• It’s hard if you have unprotected, shared mutable state. If you use a language that uses immutable data structures (Haskell, Clojure, Erlang) it’s easy! If you use a language that won’t let you share mutable data without the required protection (Rust) it’s also easy! Everything else and you can be sure that even if it looks like it works, it most likely doesn’t.

    • Yep. I remember parallelising emarrasingly parallel C++ code once. I had an array for the results of each job, but forgot to give each job their own index in the array. So everyone wrote their results to the zeroeth entry in parallel. It was cache efficient this way, but the result was not what I expected.

    • Even if you work in permissive langauges like Java, if you start from the position of “this code will need to be thread safe”, its still not hard to do. The problem I’ve seen with more permsissive languages is that external libraries have bad systems built in and even if the code you write is threadsafe the external library csn introduce all sorts of weirdness.

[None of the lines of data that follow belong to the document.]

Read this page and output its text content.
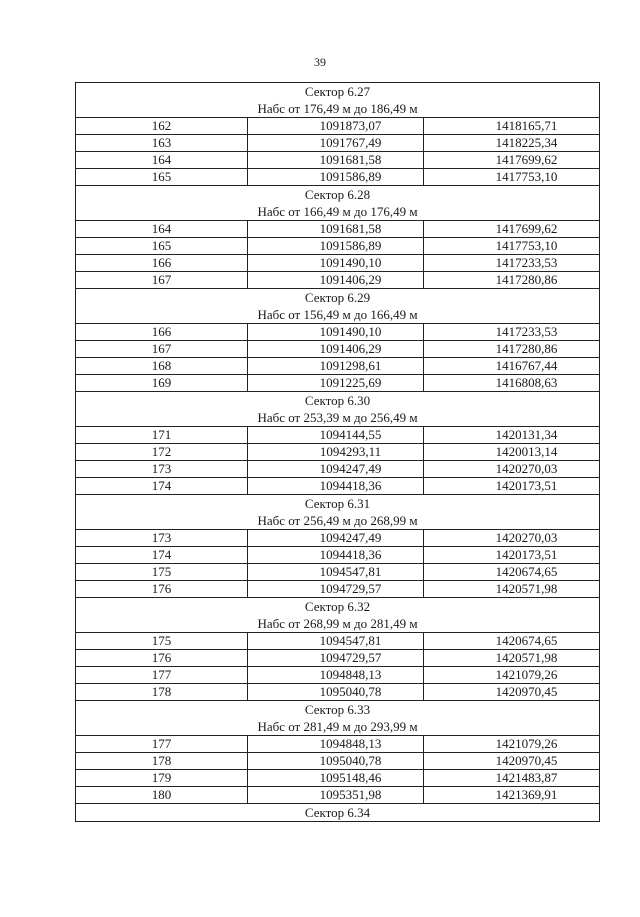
39
Сектор 6.27
Набс от 176,49 м до 186,49 м		

162	1091873,07	1418165,71
163	1091767,49	1418225,34
164	1091681,58	1417699,62
165	1091586,89	1417753,10

Сектор 6.28
Набс от 166,49 м до 176,49 м		

164	1091681,58	1417699,62
165	1091586,89	1417753,10
166	1091490,10	1417233,53
167	1091406,29	1417280,86

Сектор 6.29
Набс от 156,49 м до 166,49 м		

166	1091490,10	1417233,53
167	1091406,29	1417280,86
168	1091298,61	1416767,44
169	1091225,69	1416808,63

Сектор 6.30
Набс от 253,39 м до 256,49 м		

171	1094144,55	1420131,34
172	1094293,11	1420013,14
173	1094247,49	1420270,03
174	1094418,36	1420173,51

Сектор 6.31
Набс от 256,49 м до 268,99 м		

173	1094247,49	1420270,03
174	1094418,36	1420173,51
175	1094547,81	1420674,65
176	1094729,57	1420571,98

Сектор 6.32
Набс от 268,99 м до 281,49 м		

175	1094547,81	1420674,65
176	1094729,57	1420571,98
177	1094848,13	1421079,26
178	1095040,78	1420970,45

Сектор 6.33
Набс от 281,49 м до 293,99 м		

177	1094848,13	1421079,26
178	1095040,78	1420970,45
179	1095148,46	1421483,87
180	1095351,98	1421369,91

Сектор 6.34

      For example in Java, the SimpleDateFormat class which is a fairly standard way of parsing/outputting dates and is the go to example in all number of tutorials is not inherently threadsafe (and that’s part of the JDK!). Someone can write sensible stateless code and get tripped up by this.

    • The other way that it is easy is turn on autoparallel and/or autovectorize on your C compiler. Then no problem. You of course have to write code that can be usefully parallelized and/or vectorized by the compiler. A lot of stuff can be.